Пожил зодчий и в Риме, и в Константинополе. Прижился, работал помощником одного из известных константинопольских строителей. Но кончились деньги, завершилась любовная история, в которую он впутался случайно, от места ему отказали, и он понял, что пришла пора давать князю отчет.
* * *
Через сутки после того, как зодчий сошел на новгородский берег, в заводь на правом берегу в двух аржах к югу от торга вошла резвым ходом ладья. В ладье сидели двенадцать ратников и одна дородная молодая женщина. По инерции ладью вынесло килем на берег. Ратники попрыгали в воду и вытянули судно на прибрежную глину и камни. Даме помогли выбраться. Неспеша вся компания проследовала в Новгород. Пройдя мимо детинца, они направились в Кулачный Конец. Женщина безошибочно определила дом с зеленой входной дверью и постучалась. Когда дверь открыли, она обернулась к ратникам и сделала им знак. Ратники коротко поклонились и отправились в ближайший крог. Ближе к вечеру они вернулись к ладье. Больше их в городе не видели.
Император Хайнрих Второй в быту вел себя прямолинейно, одевался неярко, ел пищу самую простую, и внешнему блеску, когда дело касалось его персоны, был чужд. Еще не старый, сорокатрехлетний, но уже лишенный идеализма, суровый практик, нрав император имел ровный, спокойный, и если срывался и повышал голос, как нынче в деревушке с небольшой крепостью и гордым названием Лейпциг, то исключительно потому, что всякий прагматизм правителя и связанные с ним спокойствие и трезвость суждений имеют предел, в то время как тупость и лень сподвижников бесконечны. Так и сегодня. Хайнрих собрал военачальников своих в одной из гостиных помещений крепости и устроил им разнос.
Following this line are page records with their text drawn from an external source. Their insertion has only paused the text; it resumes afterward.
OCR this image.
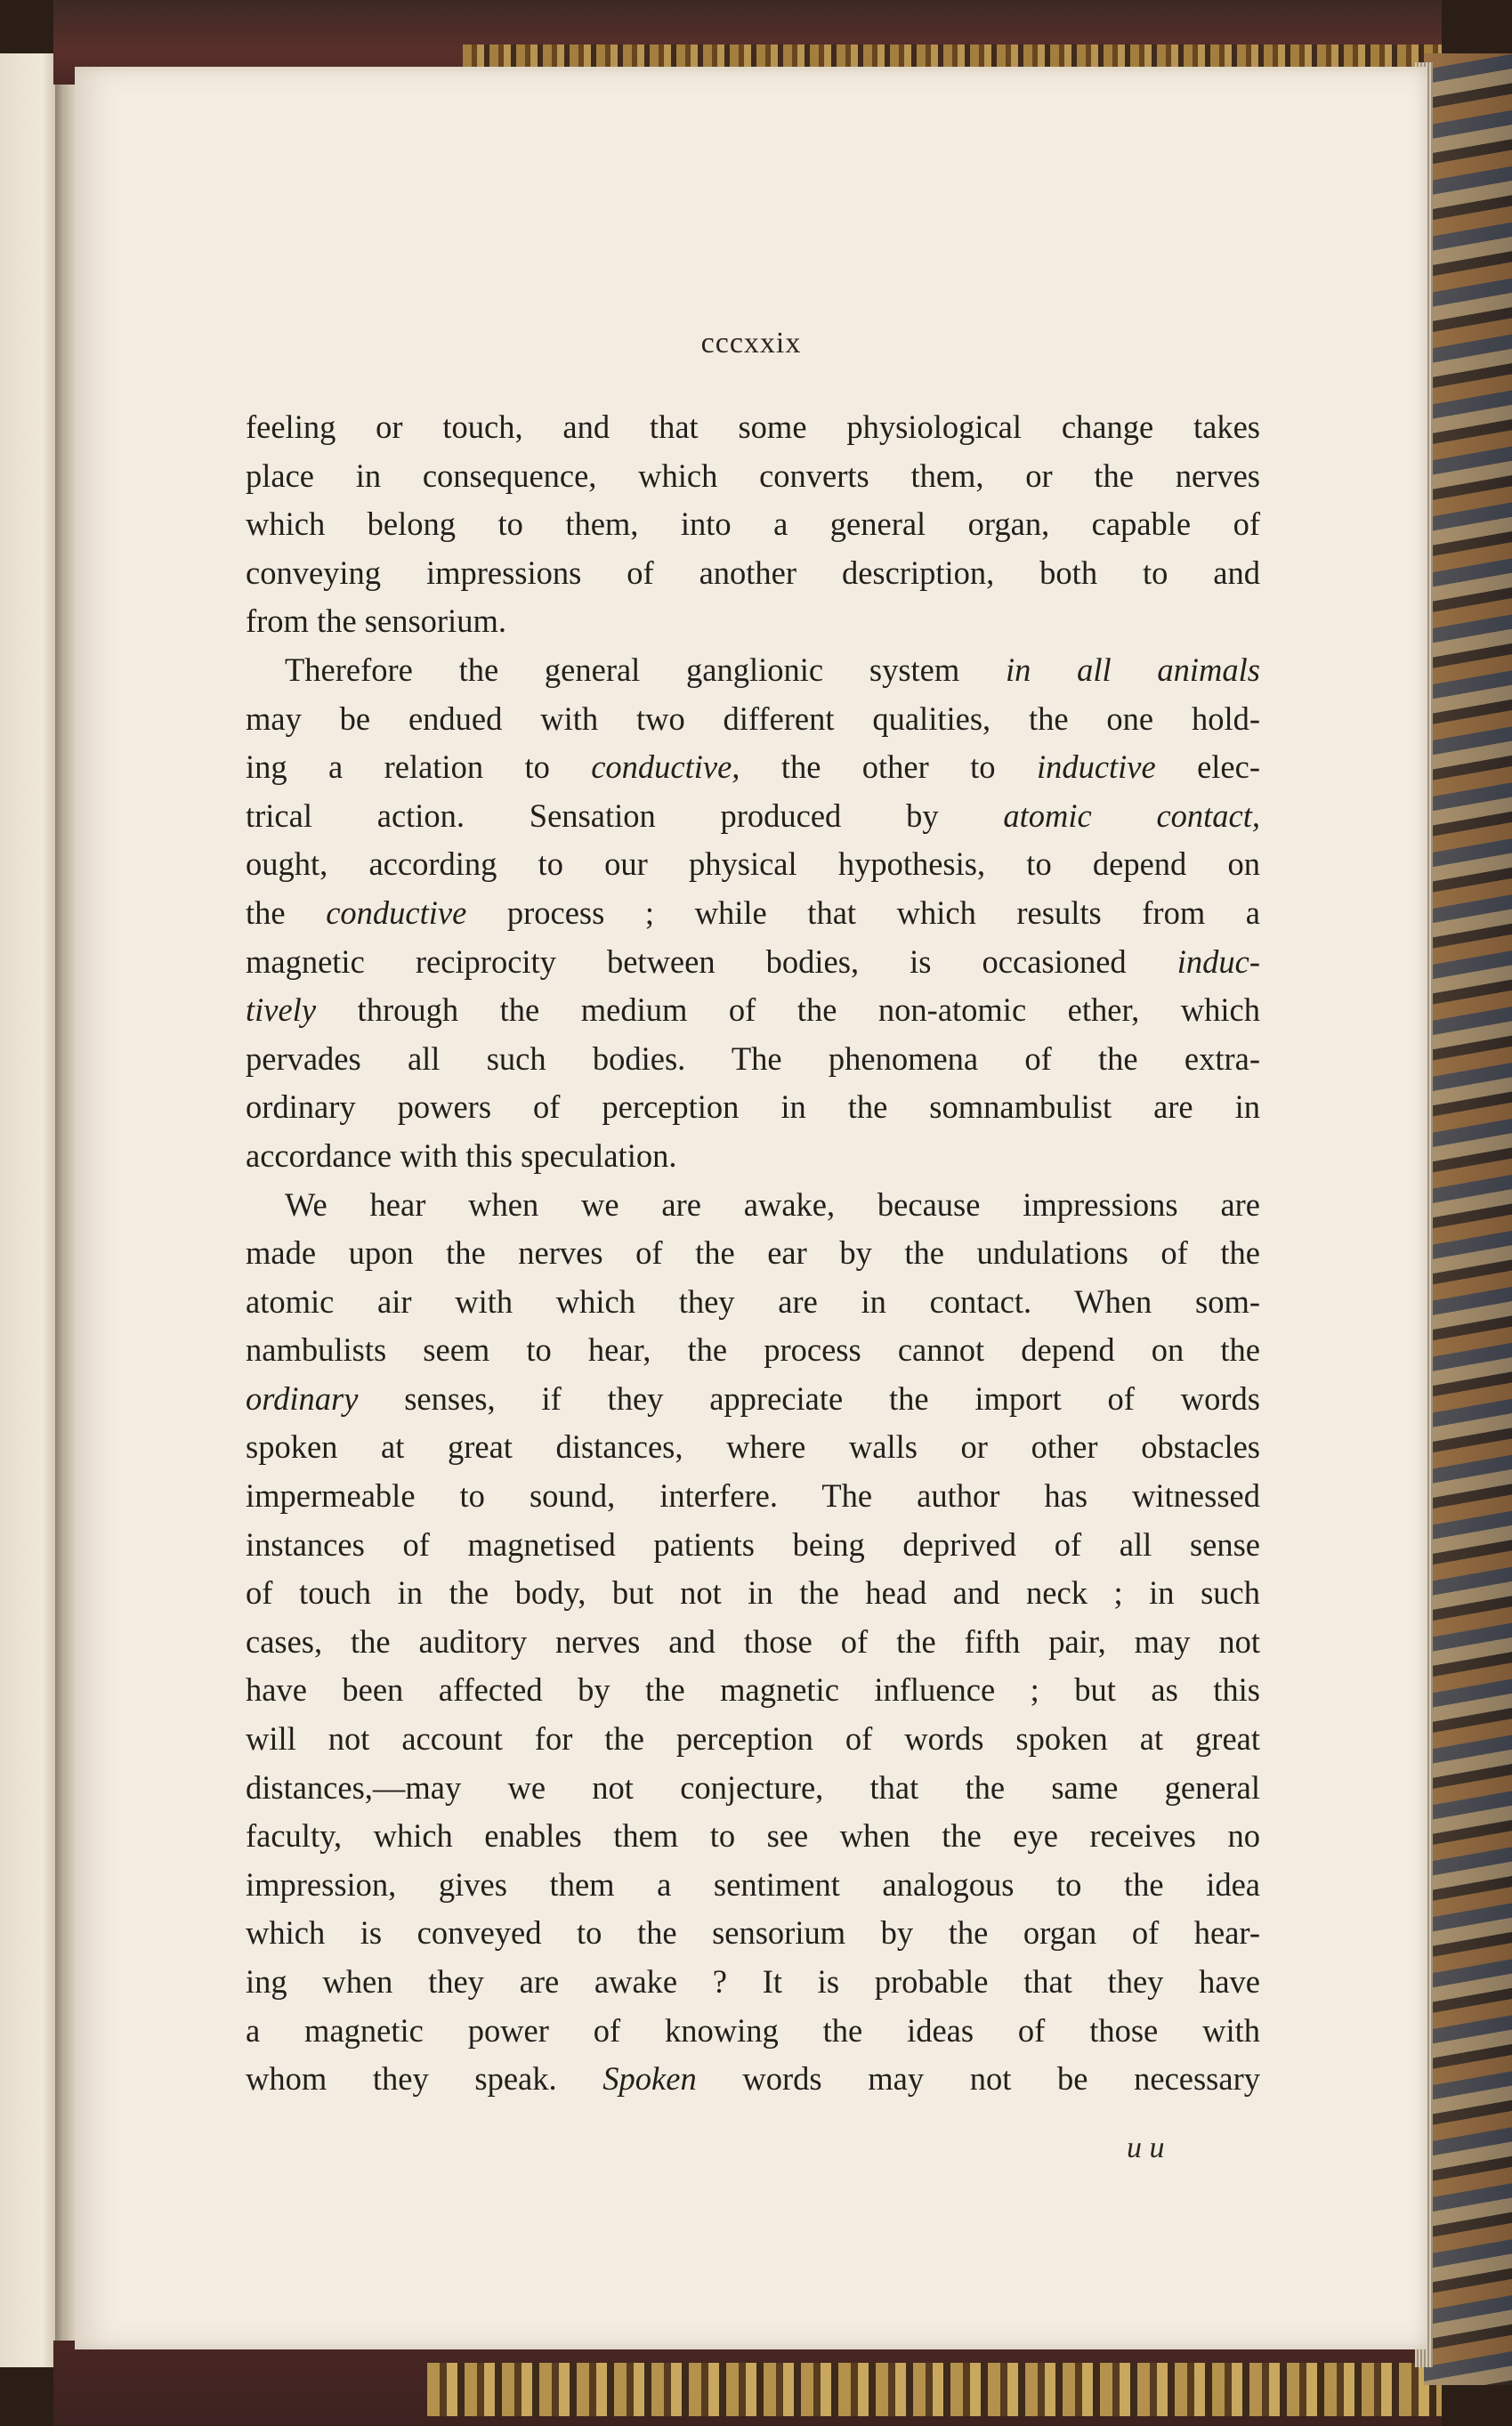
cccxxix
feeling or touch, and that some physiological change takes
place in consequence, which converts them, or the nerves
which belong to them, into a general organ, capable of
conveying impressions of another description, both to and
from the sensorium.
Therefore the general ganglionic system in all animals
may be endued with two different qualities, the one hold-
ing a relation to conductive, the other to inductive elec-
trical action. Sensation produced by atomic contact,
ought, according to our physical hypothesis, to depend on
the conductive process ; while that which results from a
magnetic reciprocity between bodies, is occasioned induc-
tively through the medium of the non-atomic ether, which
pervades all such bodies. The phenomena of the extra-
ordinary powers of perception in the somnambulist are in
accordance with this speculation.
We hear when we are awake, because impressions are
made upon the nerves of the ear by the undulations of the
atomic air with which they are in contact. When som-
nambulists seem to hear, the process cannot depend on the
ordinary senses, if they appreciate the import of words
spoken at great distances, where walls or other obstacles
impermeable to sound, interfere. The author has witnessed
instances of magnetised patients being deprived of all sense
of touch in the body, but not in the head and neck ; in such
cases, the auditory nerves and those of the fifth pair, may not
have been affected by the magnetic influence ; but as this
will not account for the perception of words spoken at great
distances,—may we not conjecture, that the same general
faculty, which enables them to see when the eye receives no
impression, gives them a sentiment analogous to the idea
which is conveyed to the sensorium by the organ of hear-
ing when they are awake ? It is probable that they have
a magnetic power of knowing the ideas of those with
whom they speak. Spoken words may not be necessary
u u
— Как! — кричал Хайнрих, стоя у стола и опираясь на него крепкими кулаками, — вы решили, что поскольку на востоке у нас перемирие, так можно про юг вообще забыть? Вы дали побежденному уже войску норманнов передышку в целых два месяца! Этого достаточно для того, чтобы переправить всех норманнов, а заодно и норвежцев со шведами, в Италию! И теперь вы, свиньи, бездельники, удивляетесь — чего это они дают нам отпор! А с востоком что же? Да, поляки заключили с нами мир. Болеслав спутался с какой-то бабой и торчит в Киеве. Но вы забыли о литовцах! Вы что, хотите, чтобы жалкие литовцы победили Империю, пока вы животы толстые поглаживаете? Да я вам всем башки ваши кубические поотрываю! Позор, позор! Что скажем? А?
Абсолютная, вселенская тишина установилась в помещении. Полководцы боялись пошевелить бровью — им казалось, что даже такое незначительное телодвижение произведет в этой давящей, зловещей тишине шум и привлечет внимание Императора. Они старались не дышать. Они не смотрели по сторонам, а только прямо перед собой. Император, презрительно кривя баварские губы, ждал. Пауза растягивалась и становилась все страшнее. И в этот момент кто-то коротко но раскатисто пернул. Очевидно, сказалось напряжение.
Император закрыл глаза и поднял брови. Наверняка случилось бы страшное, непоправимое, последовал бы жестокий приказ, но именно в этот момент в дверь постучали.
— Кто смеет! — крикнул Император.
— Срочный курьер из Новгорода! — сказал слуга за дверью.
Император сел на скаммель, подпер кулаком голову, и вдруг рассмеялся. Воеводы переглянулись и тоже начали смеяться, сперва робко, потом громче. Вскоре все они хохотали — просветленные, вздохнувшие с облегчением. Кто-то утирал слезы, вызванные хохотом.
— Пусть войдет! — крикнул Император, отсмеявшись.
Дверь отворилась и в помещение вошел очень молодой человек в голубом новгородского покроя плаще. Сапоги на ногах человека были в пыли, цвет портов невозможно было определить из-за налипшей на них грязи, рубаха тоже грязная, но светлые прямые волосы аккуратно расчесаны были на прямой пробор и схвачены голубой, в цвет плаща, лентой. Левая рука в грубой перчатке покоилась на поммеле походного сверда, а правая держала свиток. Обведя взглядом компанию, человек безошибочно определил Императора, с достоинством поклонился ему, и протянул свиток правителю. Хайнрих поднялся, приблизился, взял свиток и изучающе посмотрел в большие серые глаза посланца.
— Сколько с тобою людей? — спросил он.